A comparison of Israel and South Korea shows that it is difficult to become wealthy without an industrial policy geared toward promoting national champions. In 1990 Israel was wealthier than South Korea more or less to the same degree that France is currently wealthier than Poland. Today both of the aforementioned states are equally affluent (Israel has 31,900 dollars per capita and South Korea 30,800 dollars). This is despite the fact that both countries are world leaders in R&D expenditure (in 2011 Israel boasted first place, spending 4.2 per cent of GDP and South Korea second with 3.74 per cent of GDP).


Infographics DG/OF

Globally Israel has the most start-ups in the new technologies sector. According to Dan Senor and Saul Singer’s “Start-up Nation,” NASDAQ lists more Israeli firms than companies from the whole of Europe. For example, in 2009 it listed 63 Israeli firms, 5 from the U.K. and 2 from Germany. Despite this Israel’s development was clearly slower than South Korea’s whose citizens are not ‘gushing’ with initiative but live in a country where for the last few dozen years or so the authorities have geared policies toward promoting national champions.

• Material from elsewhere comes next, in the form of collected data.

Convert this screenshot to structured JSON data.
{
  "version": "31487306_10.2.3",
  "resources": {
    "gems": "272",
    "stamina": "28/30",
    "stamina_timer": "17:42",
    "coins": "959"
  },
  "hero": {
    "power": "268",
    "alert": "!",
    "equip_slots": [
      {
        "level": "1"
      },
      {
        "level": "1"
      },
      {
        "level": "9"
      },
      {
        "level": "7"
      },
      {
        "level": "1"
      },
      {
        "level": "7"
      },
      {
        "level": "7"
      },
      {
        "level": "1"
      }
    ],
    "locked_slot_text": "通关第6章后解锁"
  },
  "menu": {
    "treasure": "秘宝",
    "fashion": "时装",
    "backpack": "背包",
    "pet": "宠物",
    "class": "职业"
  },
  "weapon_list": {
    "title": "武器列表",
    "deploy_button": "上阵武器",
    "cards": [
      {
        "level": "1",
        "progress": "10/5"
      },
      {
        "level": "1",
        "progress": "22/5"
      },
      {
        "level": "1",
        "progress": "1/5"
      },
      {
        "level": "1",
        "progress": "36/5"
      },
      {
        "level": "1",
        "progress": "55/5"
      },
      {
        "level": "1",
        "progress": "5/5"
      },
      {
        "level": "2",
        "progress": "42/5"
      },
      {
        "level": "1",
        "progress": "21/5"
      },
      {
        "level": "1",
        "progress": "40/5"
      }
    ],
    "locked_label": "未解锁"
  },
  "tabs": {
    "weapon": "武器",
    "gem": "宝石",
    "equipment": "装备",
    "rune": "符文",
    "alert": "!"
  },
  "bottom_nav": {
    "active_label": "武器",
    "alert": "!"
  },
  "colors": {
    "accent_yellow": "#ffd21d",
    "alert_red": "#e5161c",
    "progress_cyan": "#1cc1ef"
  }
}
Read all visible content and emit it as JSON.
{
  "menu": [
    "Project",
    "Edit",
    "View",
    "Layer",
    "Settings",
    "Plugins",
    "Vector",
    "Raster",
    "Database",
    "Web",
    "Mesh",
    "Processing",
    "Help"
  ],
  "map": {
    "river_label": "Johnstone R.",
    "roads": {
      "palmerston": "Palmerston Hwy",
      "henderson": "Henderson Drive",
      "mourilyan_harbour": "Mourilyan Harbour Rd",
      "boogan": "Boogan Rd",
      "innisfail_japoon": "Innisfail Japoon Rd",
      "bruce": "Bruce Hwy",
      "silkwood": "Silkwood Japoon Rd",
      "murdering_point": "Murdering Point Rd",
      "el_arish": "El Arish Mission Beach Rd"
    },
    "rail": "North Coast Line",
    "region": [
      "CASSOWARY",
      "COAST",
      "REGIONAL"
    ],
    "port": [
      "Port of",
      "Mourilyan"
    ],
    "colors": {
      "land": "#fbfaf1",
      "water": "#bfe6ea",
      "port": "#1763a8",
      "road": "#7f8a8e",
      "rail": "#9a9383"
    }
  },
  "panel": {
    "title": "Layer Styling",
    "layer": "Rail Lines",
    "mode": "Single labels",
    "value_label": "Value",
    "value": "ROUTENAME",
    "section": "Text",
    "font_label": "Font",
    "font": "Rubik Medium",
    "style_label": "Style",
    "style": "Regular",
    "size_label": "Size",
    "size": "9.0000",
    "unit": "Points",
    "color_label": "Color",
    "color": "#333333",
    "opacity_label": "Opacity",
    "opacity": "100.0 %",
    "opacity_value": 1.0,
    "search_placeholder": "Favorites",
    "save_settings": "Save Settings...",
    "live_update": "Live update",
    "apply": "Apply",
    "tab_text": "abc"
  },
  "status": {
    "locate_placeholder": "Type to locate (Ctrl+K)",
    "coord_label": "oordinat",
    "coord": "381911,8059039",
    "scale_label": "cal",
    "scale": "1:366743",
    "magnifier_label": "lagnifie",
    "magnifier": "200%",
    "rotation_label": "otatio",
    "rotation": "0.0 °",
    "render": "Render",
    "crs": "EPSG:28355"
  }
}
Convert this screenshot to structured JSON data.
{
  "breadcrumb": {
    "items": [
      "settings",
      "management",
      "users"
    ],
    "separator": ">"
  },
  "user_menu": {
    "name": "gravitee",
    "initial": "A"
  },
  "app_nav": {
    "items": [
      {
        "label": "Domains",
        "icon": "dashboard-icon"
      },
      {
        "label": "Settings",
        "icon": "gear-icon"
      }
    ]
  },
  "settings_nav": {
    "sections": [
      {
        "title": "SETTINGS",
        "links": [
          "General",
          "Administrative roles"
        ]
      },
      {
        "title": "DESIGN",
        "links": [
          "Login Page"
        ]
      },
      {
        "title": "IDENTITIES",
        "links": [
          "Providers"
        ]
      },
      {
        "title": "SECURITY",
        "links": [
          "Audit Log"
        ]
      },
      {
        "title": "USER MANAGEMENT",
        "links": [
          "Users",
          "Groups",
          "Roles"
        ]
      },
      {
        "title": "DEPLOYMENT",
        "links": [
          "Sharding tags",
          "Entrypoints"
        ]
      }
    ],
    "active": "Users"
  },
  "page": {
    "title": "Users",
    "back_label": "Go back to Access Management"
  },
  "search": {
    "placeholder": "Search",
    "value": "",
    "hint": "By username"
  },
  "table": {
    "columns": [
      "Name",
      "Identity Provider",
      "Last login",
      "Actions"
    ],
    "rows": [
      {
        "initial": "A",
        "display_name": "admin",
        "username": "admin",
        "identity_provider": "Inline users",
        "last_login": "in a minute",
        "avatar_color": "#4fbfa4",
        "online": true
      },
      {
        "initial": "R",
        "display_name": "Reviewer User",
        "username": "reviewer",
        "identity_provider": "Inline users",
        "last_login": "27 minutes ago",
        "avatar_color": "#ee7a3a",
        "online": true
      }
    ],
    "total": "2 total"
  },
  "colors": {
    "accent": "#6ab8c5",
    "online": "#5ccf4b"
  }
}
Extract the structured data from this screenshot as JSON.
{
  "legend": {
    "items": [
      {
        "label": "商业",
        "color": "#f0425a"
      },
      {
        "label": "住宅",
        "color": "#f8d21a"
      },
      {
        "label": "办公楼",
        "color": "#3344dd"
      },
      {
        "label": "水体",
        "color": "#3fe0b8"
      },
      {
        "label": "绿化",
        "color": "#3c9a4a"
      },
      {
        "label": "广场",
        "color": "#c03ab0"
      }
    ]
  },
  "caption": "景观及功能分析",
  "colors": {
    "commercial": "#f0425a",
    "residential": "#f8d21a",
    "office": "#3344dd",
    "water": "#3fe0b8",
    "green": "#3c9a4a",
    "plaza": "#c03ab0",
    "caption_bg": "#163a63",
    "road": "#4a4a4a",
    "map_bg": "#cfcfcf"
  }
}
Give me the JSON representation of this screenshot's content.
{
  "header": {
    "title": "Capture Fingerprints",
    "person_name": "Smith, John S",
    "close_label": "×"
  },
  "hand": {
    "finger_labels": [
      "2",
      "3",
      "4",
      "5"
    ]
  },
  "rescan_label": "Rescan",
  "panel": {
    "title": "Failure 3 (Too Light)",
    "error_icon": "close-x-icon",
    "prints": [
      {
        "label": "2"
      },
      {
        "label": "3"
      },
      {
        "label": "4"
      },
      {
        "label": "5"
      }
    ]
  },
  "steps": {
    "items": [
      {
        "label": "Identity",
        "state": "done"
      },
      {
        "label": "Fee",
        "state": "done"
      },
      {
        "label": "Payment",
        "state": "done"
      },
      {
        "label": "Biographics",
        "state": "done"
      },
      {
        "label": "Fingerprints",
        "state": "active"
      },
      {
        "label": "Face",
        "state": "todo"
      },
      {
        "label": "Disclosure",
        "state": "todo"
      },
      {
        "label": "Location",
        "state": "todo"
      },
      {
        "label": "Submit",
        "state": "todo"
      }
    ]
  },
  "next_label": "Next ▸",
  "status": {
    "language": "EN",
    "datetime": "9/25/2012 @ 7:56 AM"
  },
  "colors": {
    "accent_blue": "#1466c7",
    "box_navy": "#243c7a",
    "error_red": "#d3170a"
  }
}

In 2012, 30 of the largest chaebols were responsible for 82 per cent of Korean exports, compared to 53 per cent in 2002. Chaebols employ 82 per cent of all Korean graduates.

This is the so called ‘enterprise paradox’ described by professor Ha-Joon Chang in his book “23 Things They Don’t Tell You About Capitalism.” He notes that there is more enterprise in poorer countries than in affluent ones. In the developed world most people work in highly specialized sectors and have no clue about being an entrepreneur (for example, in Bangladesh 75.4 per cent of the working population is self-employed compared to 7.5 per cent in the U.S.).

“If effective enterprise was once an individual affair, then it stopped being thus at least 100 years ago,” the Korean academic writes. “The collective ability of creation and effective management of organizations and institutions is significantly more important for the wealth of a country than individual talent.” When taking into account the OECD’s latest report, it is difficult not to agree with him.

Everything indicates that the need for building national champions is recognized by Polish politicians. They recently created an enterprise called Polish Investments for Development (PIR). A company which, among other things, will invest in the construction of roads, the railway network, ports, coal and gas power plants and gas storage facilities. The first project co-financed by PIR is the extraction of crude oil from the Baltic Sea basin carried out by Lotos Petrobaltic (the total cost is 1.6 billion PLN, of which PIR will cover 563 million PLN). The exploration of raw materials should of course not be neglected but we are still waiting for a Polish Samsung because as opposed to raw materials, knowledge about how to produce advanced electronics systems never runs out and has more chance of creating lasting foundations for prosperity in Poland.